Justin Abdelkader posted the first goal of the 2006-07 campaign, just 1:44 into the opener against Western Michigan. Of course, he also scored the most important of the season, the game-winner in the NCAA title game with 18.9 seconds remaining. That was the latest the Spartans scored a non-empty net goal this year. Abdelkader also scored the first goal of the 2005-06 season, at the 2:03 mark of the first period against Wayne State in the Lefty McFadden Invitational in Dayton, Ohio.

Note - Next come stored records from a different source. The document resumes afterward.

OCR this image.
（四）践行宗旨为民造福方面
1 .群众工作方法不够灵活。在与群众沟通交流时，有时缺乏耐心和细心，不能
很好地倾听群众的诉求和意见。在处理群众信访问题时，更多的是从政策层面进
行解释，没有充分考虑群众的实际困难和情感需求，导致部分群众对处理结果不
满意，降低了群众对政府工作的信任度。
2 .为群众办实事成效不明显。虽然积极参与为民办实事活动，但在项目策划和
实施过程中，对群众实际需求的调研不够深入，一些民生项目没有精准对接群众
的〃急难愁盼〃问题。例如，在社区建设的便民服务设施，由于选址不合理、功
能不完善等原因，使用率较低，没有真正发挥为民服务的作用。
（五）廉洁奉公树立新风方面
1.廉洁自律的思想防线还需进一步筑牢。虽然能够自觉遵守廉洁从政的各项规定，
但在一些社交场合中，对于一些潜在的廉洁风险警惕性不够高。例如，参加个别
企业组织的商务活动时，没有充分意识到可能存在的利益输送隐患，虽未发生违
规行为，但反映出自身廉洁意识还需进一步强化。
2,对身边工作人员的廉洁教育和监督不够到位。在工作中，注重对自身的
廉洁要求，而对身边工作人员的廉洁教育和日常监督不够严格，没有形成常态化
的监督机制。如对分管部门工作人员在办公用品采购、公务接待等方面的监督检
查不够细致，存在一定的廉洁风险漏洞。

Michigan State owned a 18-4-0 record when Justin Abdelkader registered a point, 14-0-0 when Chris Mueller scored a goal, 8-1-1 when Tim Crowder lights the lamp, 12-0-1 when Jim McKenzie has an assist, and 9-0-0 when Jeff Dunne has a helper.
The Spartans own a team GPA of 2.92, and have several academic standouts. Ten members of the team were honored at the Student-Athlete Support Services Academic Gala on Monday, April 9: Justin Abdelkader, Tim Crowder, Jeff Dunne, Ethan Graham, Tim Kennedy, Kurt Kivisto, Jeff Lerg, Zak McClellan, Steve Mnich, and Daniel Vukovic. To be honored at the Academic Gala, student-athletes must have a 3.0 GPA over the previous three semesters or a cumulative GPA of at least 3.0
The hockey program is most active team in community service intiatives on the Michigan State campus. Nine members of the team are involved in the Big Brothers program, spearheaded by seniors Chris Lawrence and Tyler Howells. Chris Snavely has continued to be deeply involved in the Spartans Buddies program, which was founded by former Spartan Drew Miller. The program pairs athletes with the pediatric patients - some critically and terminally ill - at nearby Sparrow Hospital. Among the other athletes involved with Spartan Buddies are Tim Kennedy, Jeff Lerg, and Justin Abdelkader. Jeff Lerg is also very involved with the local chapter of the American Lung Association and has helped raise awareness of sports-related asthma. In addition, members of the hockey team are involved with countless other initiatives, which include raising money for the Children's Miracle Network, Adopt-a-Family/Teams for Toys program around the holidays, a Trick-or-Treat night for children with cancer, and participation in a charity wheelchair hockey game.
Looking ahead to the 2007-08 season, the Spartans are scheduled to open on October 13 in the Hall of Fame Game at North Dakota. Non-conference sets against Colgate and Mercyhurst will be played at Munn Arena in addition to the traditional games in the College Hockey Showcase against Minnesota and Wisconsin; the Spartans will also look to defend their Great Lakes Invitational crown in December at Joe Louis Arena in addition to the 28-game CCHA slate. Michigan State's CCHA cluster will feature Michigan, Northern Michigan, and Lake Superior State.